Well obviously a new record impacts their ability to sell tickets. It puts the band's name in magazines and on websites, creates chatter, involves TV appearances and radio/media attention, etc.stip wrote:if they were only motivated by the paycheck wouldn't they record more?
However, as with 'reunion' tours, you do face a precipitous law of diminishing returns as a legacy act. If this is Paul McCartney's first album of new material in five years, that's exciting. It gets a lot of articles written about it, and some various other buzz. But not as much buzz as the first Rolling Stones album in nearly a decade. And both of them get more than Springsteen, who has put out 6 records in the last 10 years. And while Bruce works his nuts off promoting to build that missing buzz, he still does plenty of regional tours that are far from packed houses. Basically, he takes the kind of 70% sold out shows that Pearl Jam would use to justify skipping the south for years and that Paul McCartney will never see, and treats them as a special challenge.
Now, I personally don't think Pearl Jam's release schedule is built on much more than their semi-retired indifference, but I also think that touring is a comfort food to them. If it becomes work, certain members are probably not all that interested. It has to sell itself, and "selling itself" is a term that can mean different things as you get older and more accustomed to sitting around the house.
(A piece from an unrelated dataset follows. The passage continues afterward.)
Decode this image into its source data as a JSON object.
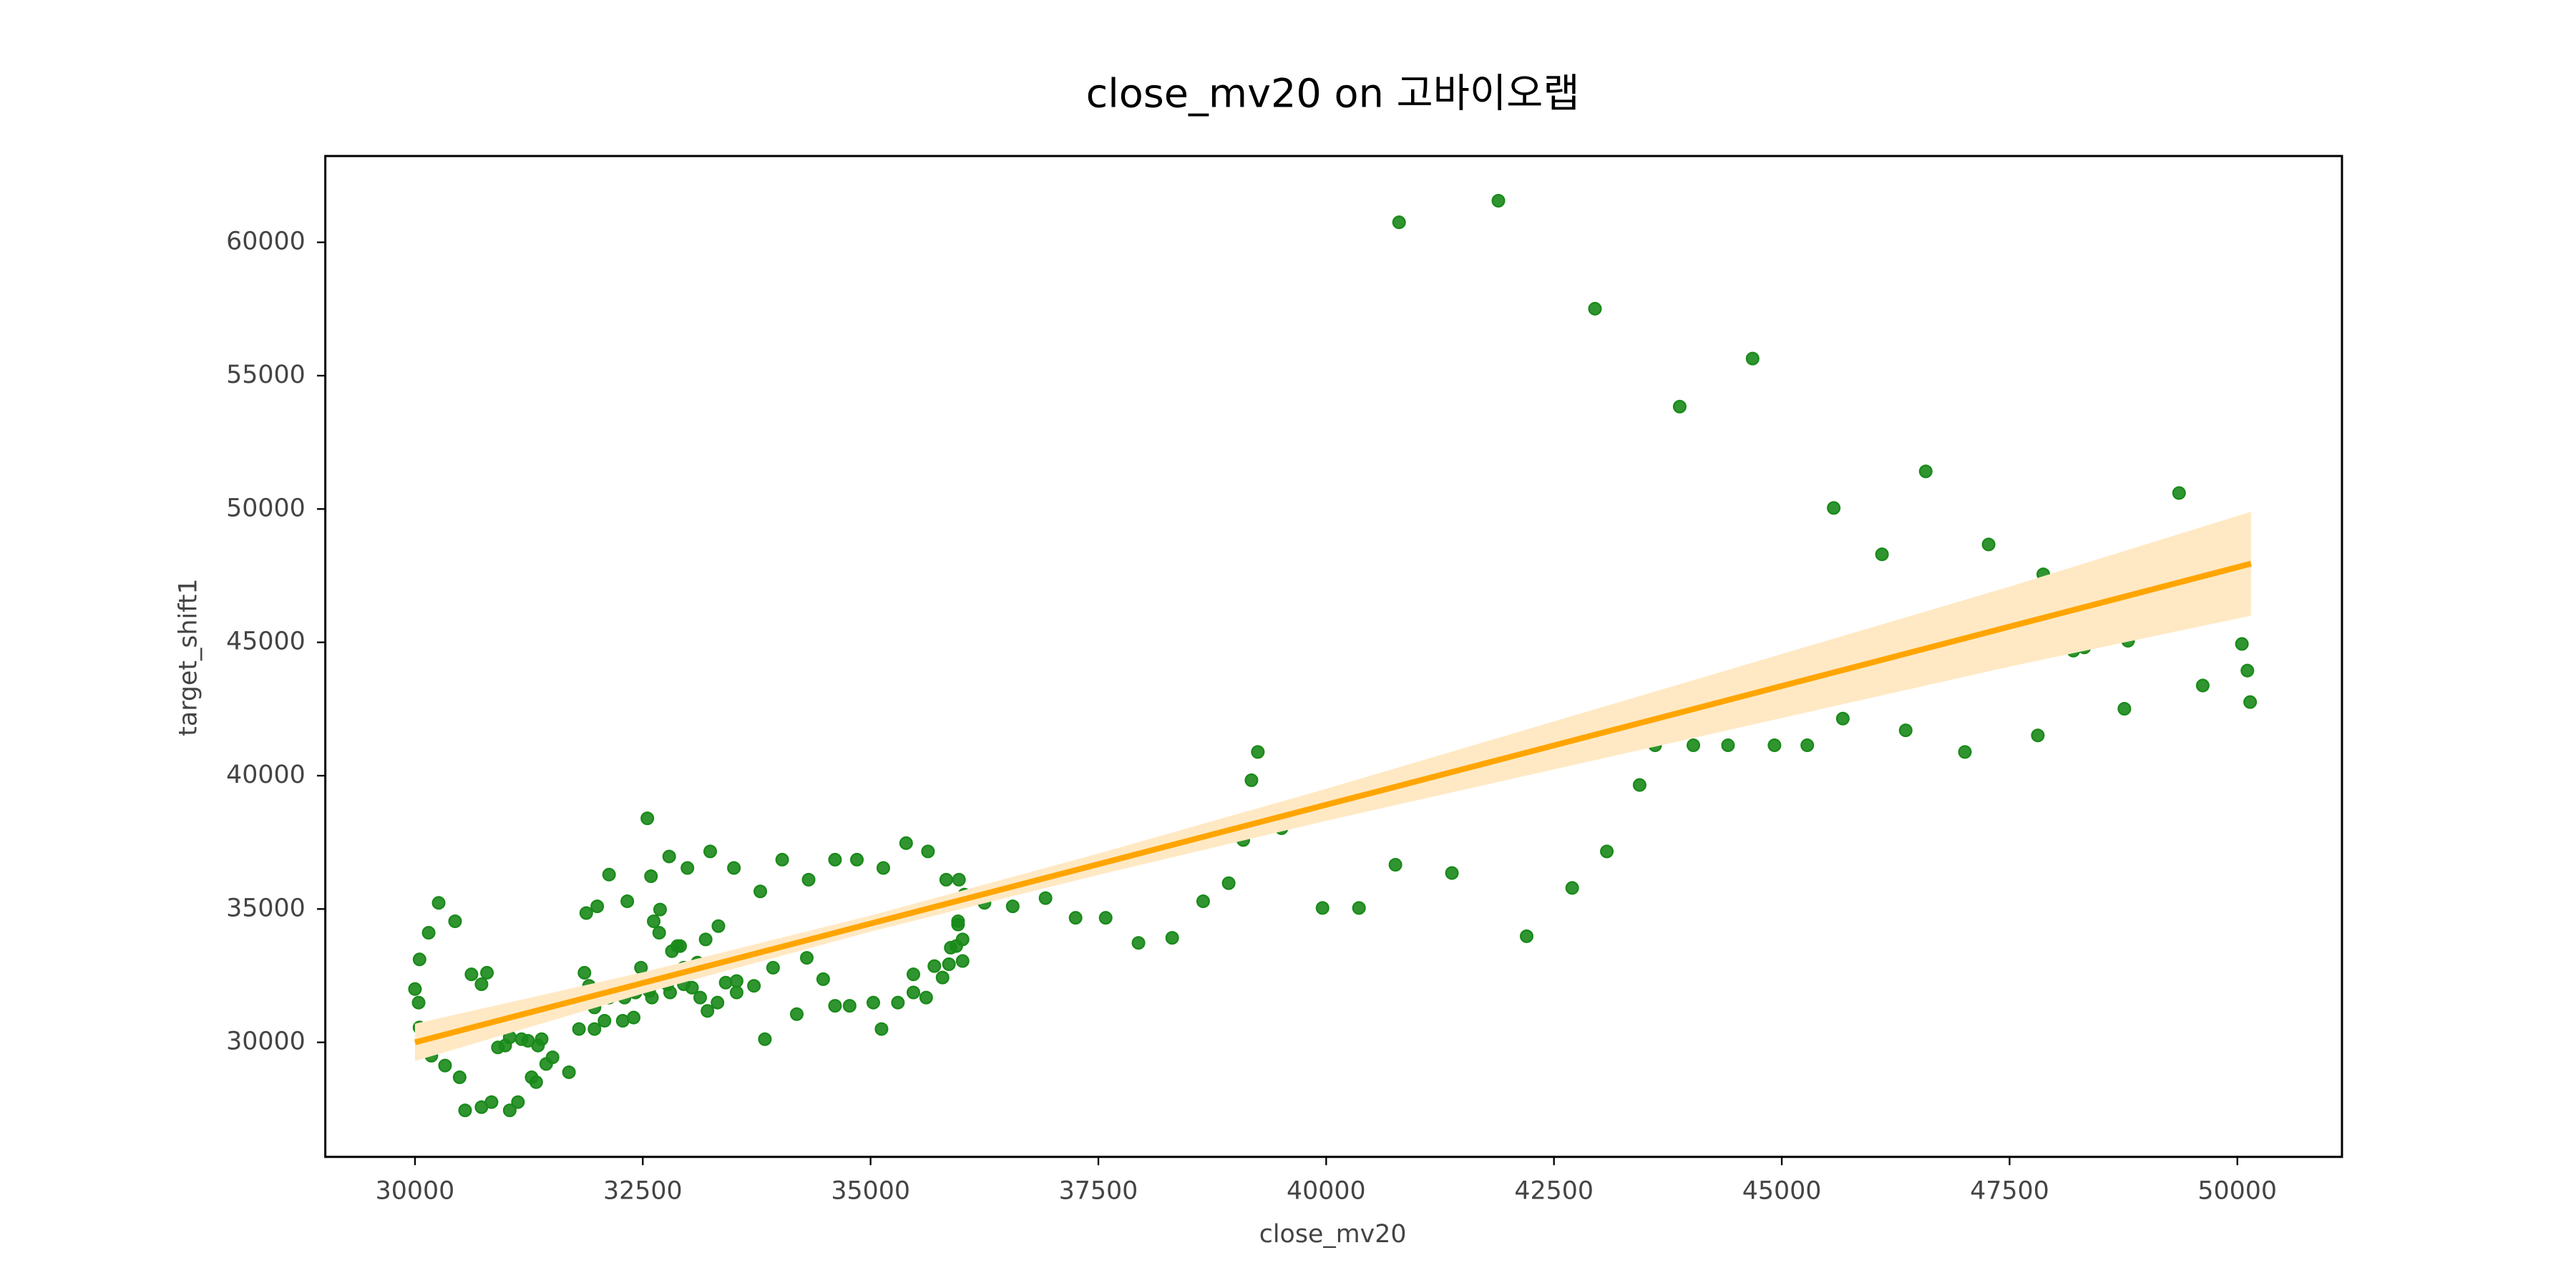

There's a quote from Neil's manager along the lines of "If the goal was to make more money from touring, we'd probably just put out fewer records," (I think he also commented once that they upped their income substantially in the 80's by hiding out in county fairs for a few years, so it was a big deal when they came back to arena gigs) which almost exactly mirrors something the promoter I used to work for said about Eric Clapton...basically, it was "they guy's got great timing. Just enough new stuff to drive his fee up, but not so much that he scares the audience away." And at that time, Clapton was putting out records every 3-4 years.